Dans le couloir sont apparus deux garçons, le premier, grand, aux cheveux roux, et l'autre, petit, au dos voûté. Le grand aux cheveux roux acraché Prends ça dans ta gueule.
Le crachat s'est écoulé lentement sur mon visage, jaune et épais, comme ces glaires sonores qui obstruent la gorge des personnes âgées ou des gens malades, à lodeur forte et nauséabonde. Les rires aigus, stridents, des deux garçons Regarde il en a plein la gueule ce fils de pute. Il s'écoule de mon oeil jusqu'à mes lèvres, jusqu'à entrer dans ma bouche. Je n'ose pas l'essuyer. Je pourrais le faire, il suffirait d'un revers de manche. Il suffirait d'une fraction de seconde, d'un geste minuscule pour que le crachat n'entre pas en contact avec mes lèvres, mais je ne le fais pas, de peur qu'ils se sentent offensés, de peur qu'ils s'énervent encore un peu plus.

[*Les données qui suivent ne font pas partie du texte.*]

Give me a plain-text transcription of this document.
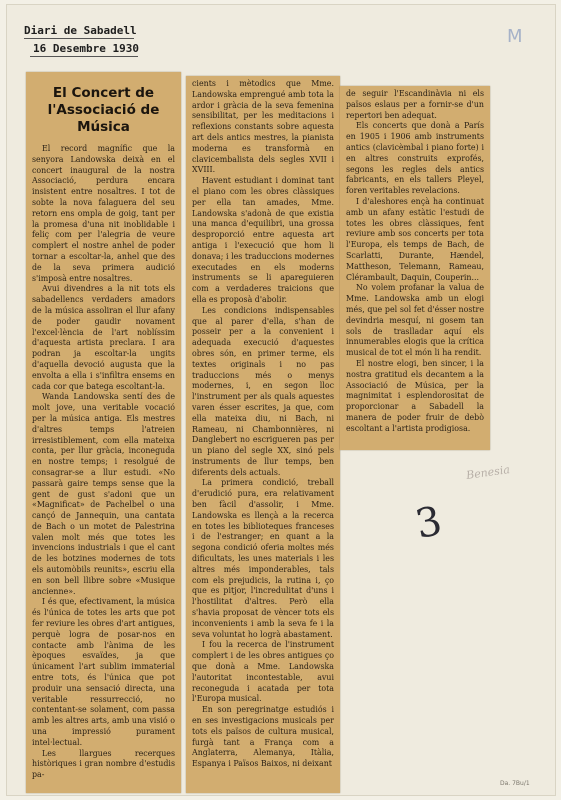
Diari de Sabadell
16 Desembre 1930
M
El Concert de l'Associació de Música

El record magnífic que la senyora Landowska deixà en el concert inaugural de la nostra Associació, perdura encara insistent entre nosaltres. I tot de sobte la nova falaguera del seu retorn ens ompla de goig, tant per la promesa d'una nit inoblidable i feliç com per l'alegria de veure complert el nostre anhel de poder tornar a escoltar-la, anhel que des de la seva primera audició s'imposà entre nosaltres.

Avui divendres a la nit tots els sabadellencs verdaders amadors de la música assoliran el llur afany de poder gaudir novament l'excel·lència de l'art noblíssim d'aquesta artista preclara. I ara podran ja escoltar-la ungits d'aquella devoció augusta que la envolta a ella i s'infiltra ensems en cada cor que batega escoltant-la.

Wanda Landowska sentí des de molt jove, una veritable vocació per la música antiga. Els mestres d'altres temps l'atreien irresistiblement, com ella mateixa conta, per llur gràcia, inconeguda en nostre temps; i resolgué de consagrar-se a llur estudi. «No passarà gaire temps sense que la gent de gust s'adoni que un «Magnificat» de Pachelbel o una cançó de Jannequin, una cantata de Bach o un motet de Palestrina valen molt més que totes les invencions industrials i que el cant de les botzines modernes de tots els automòbils reunits», escriu ella en son bell llibre sobre «Musique ancienne».

I és que, efectivament, la música és l'única de totes les arts que pot fer reviure les obres d'art antigues, perquè logra de posar-nos en contacte amb l'ànima de les èpoques esvaïdes, ja que únicament l'art sublim immaterial entre tots, és l'única que pot produir una sensació directa, una veritable ressurrecció, no contentant-se solament, com passa amb les altres arts, amb una visió o una impressió purament intel·lectual.

Les llargues recerques històriques i gran nombre d'estudis pa-

cients i mètodics que Mme. Landowska emprengué amb tota la ardor i gràcia de la seva femenina sensibilitat, per les meditacions i reflexions constants sobre aquesta art dels antics mestres, la pianista moderna es transformà en clavicembalista dels segles XVII i XVIII.

Havent estudiant i dominat tant el piano com les obres clàssiques per ella tan amades, Mme. Landowska s'adonà de que existia una manca d'equilibri, una grossa desproporció entre aquesta art antiga i l'execució que hom li donava; i les traduccions modernes executades en els moderns instruments se li apareguieren com a verdaderes traicions que ella es proposà d'abolir.

Les condicions indispensables que al parer d'ella, s'han de posseir per a la convenient i adequada execució d'aquestes obres són, en primer terme, els textes originals i no pas traduccions més o menys modernes, i, en segon lloc l'instrument per als quals aquestes varen ésser escrites, ja que, com ella mateixa diu, ni Bach, ni Rameau, ni Chambonnières, ni Danglebert no escrigueren pas per un piano del segle XX, sinó pels instruments de llur temps, ben diferents dels actuals.

La primera condició, treball d'erudició pura, era relativament ben fàcil d'assolir, i Mme. Landowska es llençà a la recerca en totes les biblioteques franceses i de l'estranger; en quant a la segona condició oferia moltes més dificultats, les unes materials i les altres més imponderables, tals com els prejudicis, la rutina i, ço que es pitjor, l'incredulitat d'uns i l'hostilitat d'altres. Però ella s'havia proposat de vèncer tots els inconvenients i amb la seva fe i la seva voluntat ho logrà abastament.

I fou la recerca de l'instrument complert i de les obres antigues ço que donà a Mme. Landowska l'autoritat incontestable, avui reconeguda i acatada per tota l'Europa musical.

En son peregrinatge estudiós i en ses investigacions musicals per tots els països de cultura musical, furgà tant a França com a Anglaterra, Alemanya, Itàlia, Espanya i Països Baixos, ni deixant

de seguir l'Escandinàvia ni els països eslaus per a fornir-se d'un repertori ben adequat.

Els concerts que donà a París en 1905 i 1906 amb instruments antics (clavicèmbal i piano forte) i en altres construits exprofés, segons les regles dels antics fabricants, en els tallers Pleyel, foren veritables revelacions.

I d'aleshores ençà ha continuat amb un afany estàtic l'estudi de totes les obres clàssiques, fent reviure amb sos concerts per tota l'Europa, els temps de Bach, de Scarlatti, Durante, Hændel, Mattheson, Telemann, Rameau, Clérambault, Daquin, Couperin...

No volem profanar la valua de Mme. Landowska amb un elogi més, que pel sol fet d'ésser nostre devindria mesquí, ni gosem tan sols de traslladar aquí els innumerables elogis que la crítica musical de tot el món li ha rendit.

El nostre elogi, ben sincer, i la nostra gratitud els decantem a la Associació de Música, per la magnimitat i esplendorositat de proporcionar a Sabadell la manera de poder fruir de debò escoltant a l'artista prodigiosa.

Benesia
3
Da. 7Bu/1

Il s'agit d'un récit autobiographique romancé d'un enfant de la classe ouvrière picarde, ce qui le différencie, son homosexualité, mal vécue dans sa famille et à l'école. Le livre se lit d'une traite, il est bien écrit, un jeune homme qui ira loin dans le monde littéraire.

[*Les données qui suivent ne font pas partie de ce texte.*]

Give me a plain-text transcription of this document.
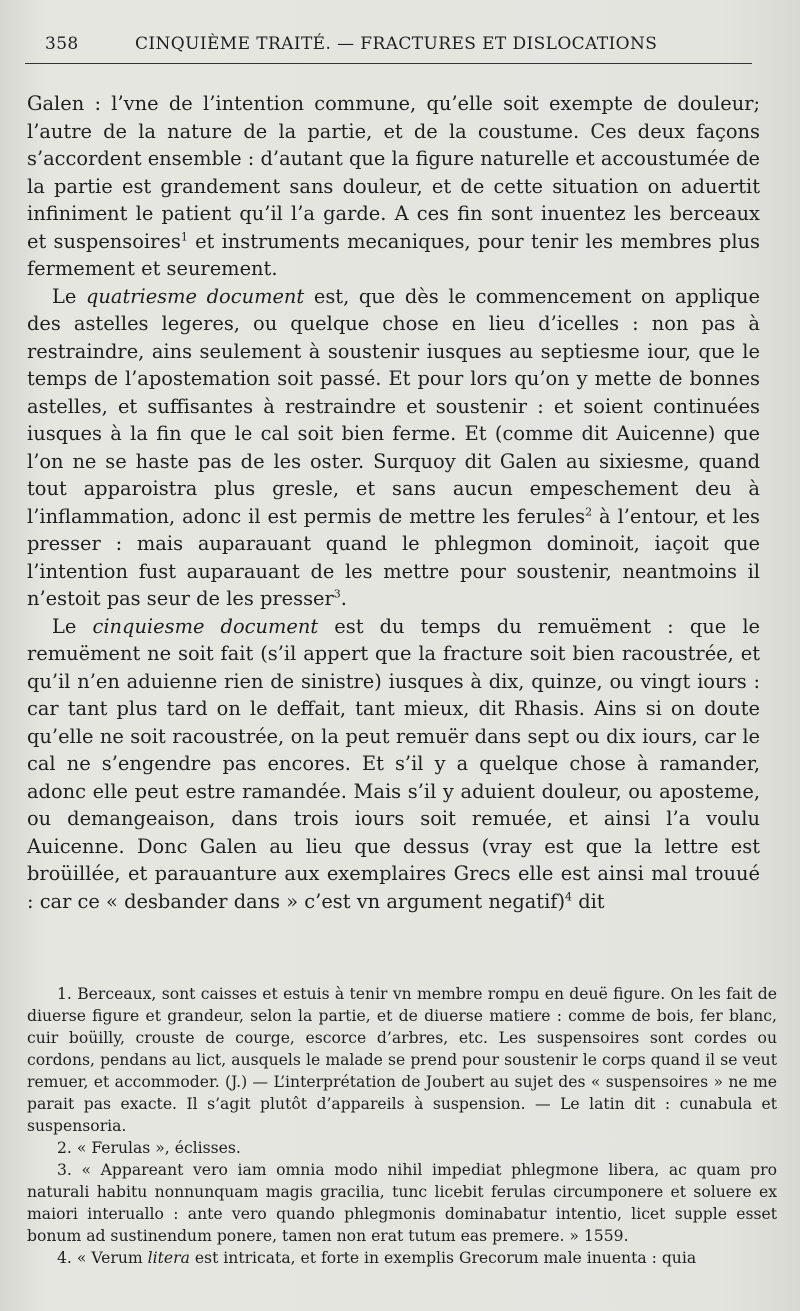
358	CINQUIÈME TRAITÉ. — FRACTURES ET DISLOCATIONS

Galen : l’vne de l’intention commune, qu’elle soit exempte de douleur; l’autre de la nature de la partie, et de la coustume. Ces deux façons s’accordent ensemble : d’autant que la figure naturelle et accoustumée de la partie est grandement sans douleur, et de cette situation on aduertit infiniment le patient qu’il l’a garde. A ces fin sont inuentez les berceaux et suspensoires$^1$ et instruments mecaniques, pour tenir les membres plus fermement et seurement.

Le quatriesme document est, que dès le commencement on applique des astelles legeres, ou quelque chose en lieu d’icelles : non pas à restraindre, ains seulement à soustenir iusques au septiesme iour, que le temps de l’apostemation soit passé. Et pour lors qu’on y mette de bonnes astelles, et suffisantes à restraindre et soustenir : et soient continuées iusques à la fin que le cal soit bien ferme. Et (comme dit Auicenne) que l’on ne se haste pas de les oster. Surquoy dit Galen au sixiesme, quand tout apparoistra plus gresle, et sans aucun empeschement deu à l’inflammation, adonc il est permis de mettre les ferules$^2$ à l’entour, et les presser : mais auparauant quand le phlegmon dominoit, iaçoit que l’intention fust auparauant de les mettre pour soustenir, neantmoins il n’estoit pas seur de les presser$^3$.

Le cinquiesme document est du temps du remuëment : que le remuëment ne soit fait (s’il appert que la fracture soit bien racoustrée, et qu’il n’en aduienne rien de sinistre) iusques à dix, quinze, ou vingt iours : car tant plus tard on le deffait, tant mieux, dit Rhasis. Ains si on doute qu’elle ne soit racoustrée, on la peut remuër dans sept ou dix iours, car le cal ne s’engendre pas encores. Et s’il y a quelque chose à ramander, adonc elle peut estre ramandée. Mais s’il y aduient douleur, ou aposteme, ou demangeaison, dans trois iours soit remuée, et ainsi l’a voulu Auicenne. Donc Galen au lieu que dessus (vray est que la lettre est broüillée, et parauanture aux exemplaires Grecs elle est ainsi mal trouué : car ce « desbander dans » c’est vn argument negatif)$^4$ dit

1. Berceaux, sont caisses et estuis à tenir vn membre rompu en deuë figure. On les fait de diuerse figure et grandeur, selon la partie, et de diuerse matiere : comme de bois, fer blanc, cuir boüilly, crouste de courge, escorce d’arbres, etc. Les suspensoires sont cordes ou cordons, pendans au lict, ausquels le malade se prend pour soustenir le corps quand il se veut remuer, et accommoder. (J.) — L’interprétation de Joubert au sujet des « suspensoires » ne me parait pas exacte. Il s’agit plutôt d’appareils à suspension. — Le latin dit : cunabula et suspensoria.

2. « Ferulas », éclisses.

3. « Appareant vero iam omnia modo nihil impediat phlegmone libera, ac quam pro naturali habitu nonnunquam magis gracilia, tunc licebit ferulas circumponere et soluere ex maiori interuallo : ante vero quando phlegmonis dominabatur intentio, licet supple esset bonum ad sustinendum ponere, tamen non erat tutum eas premere. » 1559.

4. « Verum litera est intricata, et forte in exemplis Grecorum male inuenta : quia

Les détails crus, la pauvreté intellectuelle de la famille, un père homophobe,violent, au chomâge qui passe ses journées à boire des bières et regarder le foot à la télé; une mère pas très futée; il n'est pas étonnant que le jeune Eddy ne rêve que de fuir ce monde d'incultes bouseux...ce qu'il va faire grâce au théâtre et à l'école républicaine. «fuir est parfois plus difficile que de résister». Dans ce sens, le livre est peut-être courageux, il a le courage de
dévoiler avec force détails une enfance malheureuse à cause de cette
ambiance prolo.
Oui, mais pas subversif. A ce monde inculte auquel il échappe est opposé le monde lumineux des urbains bourgeois, homosexuels, éditeurs, écrivains, "intellos" parisiens qui semblent être la seule issue pour ne pas crever. Car, fuir revient à dire qu'il n'a pas d'autre issue de vie heureuse que de rallier les rangs de cette bourgeoisie confortable. L'ordre établi n'est jamais remis en question, s'en sortir est un acte individuel, on renie de son passé, de sa famille, on change son patronyme, on perd son accent, et le tour est joué.